Plant of the Week: What Else but Poinsettias!
Everyone loves the cheer this holiday plant brings to its surroundings, yet there’s so much yet to learn. Here are some of the fun facts about poinsettias.
Poinsettias are native to Mexico, while most other cultivated euphorbias are from the eastern hemisphere – and many of those plants look more like cacti. Examples: pencil plant, crown-of-thorns and baseball cactus. All are sisters to poinsettias.
Poinsettias are not poisonous! That’s based on research done at Ohio State 41 years ago. (Good news apparently travels slowly.) While their latex sap might irritate some people’s eyes and skin, the plants are not toxic.
Poinsettias measure the length of the dark period (night). The flower-inducing hormone they produce in their growing tips is destroyed by light. Only when they’re given 14 hours of uninterrupted darkness will enough of the hormone stay in place to allow them to develop their flowers.
Poinsettias prefer full sunlight in daytime and 14 hours of darkness at night. They’re either produced away from ambient light sources at night (street and security lights, overhead greenhouse lights, etc.), or black shade fabric is pulled over them to shield them.
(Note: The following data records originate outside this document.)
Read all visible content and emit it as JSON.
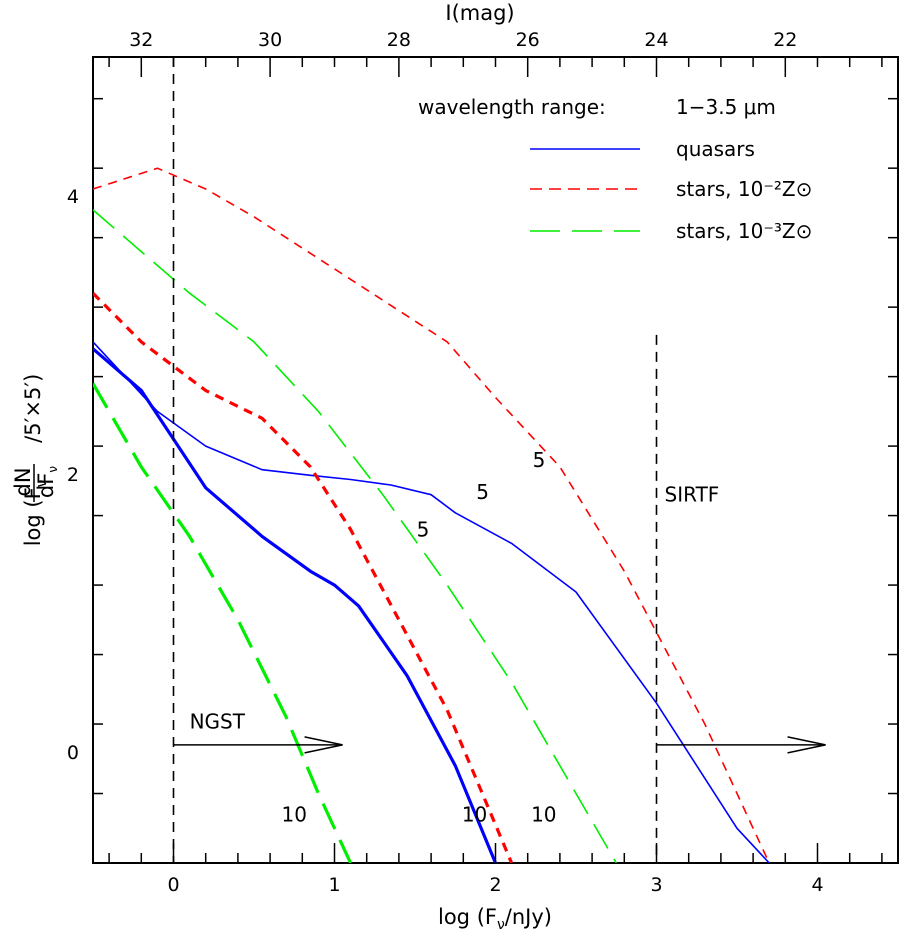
{
  "chart_data": {
    "type": "line",
    "xlabel": "log (F_ν/nJy)",
    "ylabel": "log (F_ν dN/dF_ν /5′×5′)",
    "top_xlabel": "I(mag)",
    "xlim": [
      -0.5,
      4.5
    ],
    "ylim": [
      -0.8,
      5.0
    ],
    "x_ticks": [
      "0",
      "1",
      "2",
      "3",
      "4"
    ],
    "x_tick_values": [
      0,
      1,
      2,
      3,
      4
    ],
    "y_ticks": [
      "0",
      "2",
      "4"
    ],
    "y_tick_values": [
      0,
      2,
      4
    ],
    "top_ticks": [
      "32",
      "30",
      "28",
      "26",
      "24",
      "22"
    ],
    "top_tick_mags": [
      32,
      30,
      28,
      26,
      24,
      22
    ],
    "mag_at_log_zero": 31.5,
    "legend": {
      "header_label": "wavelength range:",
      "header_value": "1−3.5 μm",
      "items": [
        {
          "label": "quasars",
          "color": "#0000ff",
          "dash": "solid"
        },
        {
          "label": "stars, 10⁻²Z⊙",
          "color": "#ff0000",
          "dash": "short-dash"
        },
        {
          "label": "stars, 10⁻³Z⊙",
          "color": "#00ee00",
          "dash": "long-dash"
        }
      ]
    },
    "series": [
      {
        "name": "quasars",
        "label": "5",
        "color": "#0000ff",
        "dash": "solid",
        "width": "thin",
        "x": [
          -0.5,
          -0.1,
          0.2,
          0.55,
          0.85,
          1.1,
          1.35,
          1.6,
          1.75,
          2.1,
          2.5,
          3.0,
          3.5,
          3.7
        ],
        "y": [
          2.95,
          2.45,
          2.2,
          2.03,
          1.99,
          1.96,
          1.92,
          1.85,
          1.72,
          1.5,
          1.15,
          0.35,
          -0.55,
          -0.8
        ]
      },
      {
        "name": "quasars",
        "label": "10",
        "color": "#0000ff",
        "dash": "solid",
        "width": "thick",
        "x": [
          -0.5,
          -0.2,
          0.2,
          0.55,
          0.85,
          1.0,
          1.15,
          1.45,
          1.75,
          2.0
        ],
        "y": [
          2.9,
          2.6,
          1.9,
          1.55,
          1.3,
          1.2,
          1.05,
          0.55,
          -0.1,
          -0.8
        ]
      },
      {
        "name": "stars, 10⁻²Z⊙",
        "label": "5",
        "color": "#ff0000",
        "dash": "short-dash",
        "width": "thin",
        "x": [
          -0.5,
          -0.1,
          0.2,
          0.5,
          0.9,
          1.3,
          1.7,
          2.0,
          2.4,
          2.8,
          3.3,
          3.7
        ],
        "y": [
          4.05,
          4.2,
          4.05,
          3.85,
          3.55,
          3.25,
          2.95,
          2.55,
          2.05,
          1.3,
          0.2,
          -0.8
        ]
      },
      {
        "name": "stars, 10⁻²Z⊙",
        "label": "10",
        "color": "#ff0000",
        "dash": "short-dash",
        "width": "thick",
        "x": [
          -0.5,
          -0.2,
          0.2,
          0.55,
          0.85,
          1.1,
          1.4,
          1.7,
          2.1
        ],
        "y": [
          3.3,
          2.95,
          2.6,
          2.4,
          2.05,
          1.6,
          0.95,
          0.3,
          -0.8
        ]
      },
      {
        "name": "stars, 10⁻³Z⊙",
        "label": "5",
        "color": "#00ee00",
        "dash": "long-dash",
        "width": "thin",
        "x": [
          -0.5,
          -0.2,
          0.1,
          0.5,
          0.9,
          1.3,
          1.7,
          2.1,
          2.5,
          2.75
        ],
        "y": [
          3.9,
          3.6,
          3.3,
          2.95,
          2.45,
          1.85,
          1.2,
          0.5,
          -0.3,
          -0.8
        ]
      },
      {
        "name": "stars, 10⁻³Z⊙",
        "label": "10",
        "color": "#00ee00",
        "dash": "long-dash",
        "width": "thick",
        "x": [
          -0.5,
          -0.2,
          0.1,
          0.4,
          0.7,
          0.9,
          1.1
        ],
        "y": [
          2.65,
          2.05,
          1.55,
          0.95,
          0.25,
          -0.3,
          -0.8
        ]
      }
    ],
    "vertical_lines": [
      {
        "x": 0,
        "y_from": -0.8,
        "y_to": 5.0
      },
      {
        "x": 3,
        "y_from": -0.8,
        "y_to": 3.0
      }
    ],
    "arrows": [
      {
        "label": "NGST",
        "x_from": 0,
        "x_to": 1.05,
        "y": 0.05
      },
      {
        "label": "SIRTF",
        "x_from": 3,
        "x_to": 4.05,
        "y": 0.05
      }
    ],
    "curve_labels": [
      {
        "text": "5",
        "x": 2.27,
        "y": 2.1
      },
      {
        "text": "5",
        "x": 1.92,
        "y": 1.87
      },
      {
        "text": "5",
        "x": 1.55,
        "y": 1.6
      },
      {
        "text": "10",
        "x": 0.75,
        "y": -0.45
      },
      {
        "text": "10",
        "x": 1.87,
        "y": -0.45
      },
      {
        "text": "10",
        "x": 2.3,
        "y": -0.45
      }
    ],
    "annotation_positions": {
      "NGST": {
        "x": 0.1,
        "y": 0.22
      },
      "SIRTF": {
        "x": 3.05,
        "y": 1.85
      }
    }
  }
}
All poinsettia flowers are the same color. Most folks would think they were red, while some would meander off into the whites, pinks and marbled colors. Those are floral bracts, which means they are modified leaves. Look closely at a plant, and you’ll see how the colorful foliage gradually changes shape as the new leaves are formed. Oh, and all poinsettia flowers are yellow.
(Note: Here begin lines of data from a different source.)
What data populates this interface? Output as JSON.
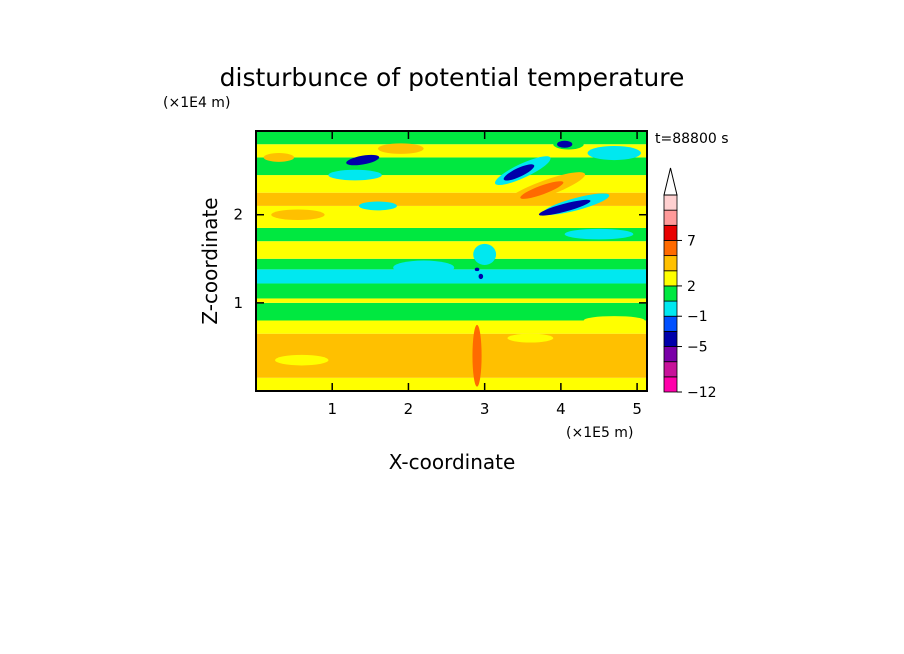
{
  "chart_data": {
    "type": "heatmap",
    "title": "disturbunce of potential temperature",
    "time_label": "t=88800 s",
    "xlabel": "X-coordinate",
    "ylabel": "Z-coordinate",
    "x_scale_label": "(×1E5 m)",
    "y_scale_label": "(×1E4 m)",
    "xlim": [
      0,
      5.13
    ],
    "ylim": [
      0,
      2.95
    ],
    "x_ticks": [
      1,
      2,
      3,
      4,
      5
    ],
    "y_ticks": [
      1,
      2
    ],
    "colorbar": {
      "labels": [
        {
          "value": "7",
          "level": 10
        },
        {
          "value": "2",
          "level": 7
        },
        {
          "value": "−1",
          "level": 5
        },
        {
          "value": "−5",
          "level": 3
        },
        {
          "value": "−12",
          "level": 0
        }
      ],
      "colors": [
        "#ff00aa",
        "#c8129a",
        "#7a00a8",
        "#0000aa",
        "#0050ff",
        "#00e8f0",
        "#00e840",
        "#ffff00",
        "#ffc000",
        "#ff6a00",
        "#e80000",
        "#ff9a9a",
        "#ffd0d0"
      ],
      "extend": "max"
    },
    "bands": [
      {
        "zmin": 0.0,
        "zmax": 0.15,
        "color": "#ffff00"
      },
      {
        "zmin": 0.15,
        "zmax": 0.65,
        "color": "#ffc000"
      },
      {
        "zmin": 0.65,
        "zmax": 0.8,
        "color": "#ffff00"
      },
      {
        "zmin": 0.8,
        "zmax": 1.0,
        "color": "#00e840"
      },
      {
        "zmin": 1.0,
        "zmax": 1.05,
        "color": "#ffff00"
      },
      {
        "zmin": 1.05,
        "zmax": 1.22,
        "color": "#00e840"
      },
      {
        "zmin": 1.22,
        "zmax": 1.38,
        "color": "#00e8f0"
      },
      {
        "zmin": 1.38,
        "zmax": 1.5,
        "color": "#00e840"
      },
      {
        "zmin": 1.5,
        "zmax": 1.7,
        "color": "#ffff00"
      },
      {
        "zmin": 1.7,
        "zmax": 1.85,
        "color": "#00e840"
      },
      {
        "zmin": 1.85,
        "zmax": 2.1,
        "color": "#ffff00"
      },
      {
        "zmin": 2.1,
        "zmax": 2.25,
        "color": "#ffc000"
      },
      {
        "zmin": 2.25,
        "zmax": 2.45,
        "color": "#ffff00"
      },
      {
        "zmin": 2.45,
        "zmax": 2.65,
        "color": "#00e840"
      },
      {
        "zmin": 2.65,
        "zmax": 2.8,
        "color": "#ffff00"
      },
      {
        "zmin": 2.8,
        "zmax": 2.95,
        "color": "#00e840"
      }
    ],
    "features": [
      {
        "type": "blob",
        "x": 1.4,
        "z": 2.62,
        "rx": 0.22,
        "rz": 0.05,
        "angle": -10,
        "color": "#0000aa"
      },
      {
        "type": "blob",
        "x": 1.3,
        "z": 2.45,
        "rx": 0.35,
        "rz": 0.06,
        "angle": 0,
        "color": "#00e8f0"
      },
      {
        "type": "blob",
        "x": 0.55,
        "z": 2.0,
        "rx": 0.35,
        "rz": 0.06,
        "angle": 0,
        "color": "#ffc000"
      },
      {
        "type": "blob",
        "x": 1.6,
        "z": 2.1,
        "rx": 0.25,
        "rz": 0.05,
        "angle": 0,
        "color": "#00e8f0"
      },
      {
        "type": "blob",
        "x": 0.3,
        "z": 2.65,
        "rx": 0.2,
        "rz": 0.05,
        "angle": 0,
        "color": "#ffc000"
      },
      {
        "type": "blob",
        "x": 1.9,
        "z": 2.75,
        "rx": 0.3,
        "rz": 0.06,
        "angle": 0,
        "color": "#ffc000"
      },
      {
        "type": "blob",
        "x": 2.2,
        "z": 1.4,
        "rx": 0.4,
        "rz": 0.08,
        "angle": 0,
        "color": "#00e8f0"
      },
      {
        "type": "blob",
        "x": 3.5,
        "z": 2.5,
        "rx": 0.4,
        "rz": 0.08,
        "angle": -25,
        "color": "#00e8f0"
      },
      {
        "type": "blob",
        "x": 3.45,
        "z": 2.48,
        "rx": 0.22,
        "rz": 0.05,
        "angle": -25,
        "color": "#0000aa"
      },
      {
        "type": "blob",
        "x": 3.8,
        "z": 2.3,
        "rx": 0.55,
        "rz": 0.09,
        "angle": -20,
        "color": "#ffc000"
      },
      {
        "type": "blob",
        "x": 3.75,
        "z": 2.28,
        "rx": 0.3,
        "rz": 0.05,
        "angle": -20,
        "color": "#ff6a00"
      },
      {
        "type": "blob",
        "x": 4.2,
        "z": 2.12,
        "rx": 0.45,
        "rz": 0.07,
        "angle": -15,
        "color": "#00e8f0"
      },
      {
        "type": "blob",
        "x": 4.05,
        "z": 2.08,
        "rx": 0.35,
        "rz": 0.045,
        "angle": -15,
        "color": "#0000aa"
      },
      {
        "type": "blob",
        "x": 4.7,
        "z": 2.7,
        "rx": 0.35,
        "rz": 0.08,
        "angle": 0,
        "color": "#00e8f0"
      },
      {
        "type": "blob",
        "x": 4.1,
        "z": 2.8,
        "rx": 0.2,
        "rz": 0.06,
        "angle": 0,
        "color": "#00e840"
      },
      {
        "type": "blob",
        "x": 4.05,
        "z": 2.8,
        "rx": 0.1,
        "rz": 0.04,
        "angle": 0,
        "color": "#0000aa"
      },
      {
        "type": "blob",
        "x": 4.5,
        "z": 1.78,
        "rx": 0.45,
        "rz": 0.06,
        "angle": 0,
        "color": "#00e8f0"
      },
      {
        "type": "blob",
        "x": 3.0,
        "z": 1.55,
        "rx": 0.15,
        "rz": 0.12,
        "angle": 0,
        "color": "#00e8f0"
      },
      {
        "type": "blob",
        "x": 2.95,
        "z": 1.3,
        "rx": 0.03,
        "rz": 0.03,
        "angle": 0,
        "color": "#0000aa"
      },
      {
        "type": "blob",
        "x": 2.9,
        "z": 1.38,
        "rx": 0.03,
        "rz": 0.02,
        "angle": 0,
        "color": "#0000aa"
      },
      {
        "type": "blob",
        "x": 0.6,
        "z": 0.35,
        "rx": 0.35,
        "rz": 0.06,
        "angle": 0,
        "color": "#ffff00"
      },
      {
        "type": "blob",
        "x": 3.6,
        "z": 0.6,
        "rx": 0.3,
        "rz": 0.05,
        "angle": 0,
        "color": "#ffff00"
      },
      {
        "type": "blob",
        "x": 4.7,
        "z": 0.8,
        "rx": 0.4,
        "rz": 0.05,
        "angle": 0,
        "color": "#ffff00"
      },
      {
        "type": "blob",
        "x": 2.9,
        "z": 0.4,
        "rx": 0.06,
        "rz": 0.35,
        "angle": 0,
        "color": "#ff6a00"
      }
    ]
  }
}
Thinking about saving your poinsettia and reblooming it next year? Keep in mind that poinsettias mature very quickly in greenhouse conditions. The lovely plants we’re enjoying right now were tiny unrooted cuttings just three months ago. In fact, the large stock plants that were mothers to the plants we’re buying and giving now, were themselves simple unrooted cuttings last spring. That plant you’re enjoying right now, if grown in a tropical setting, could be 10 feet tall and wide in 12 months!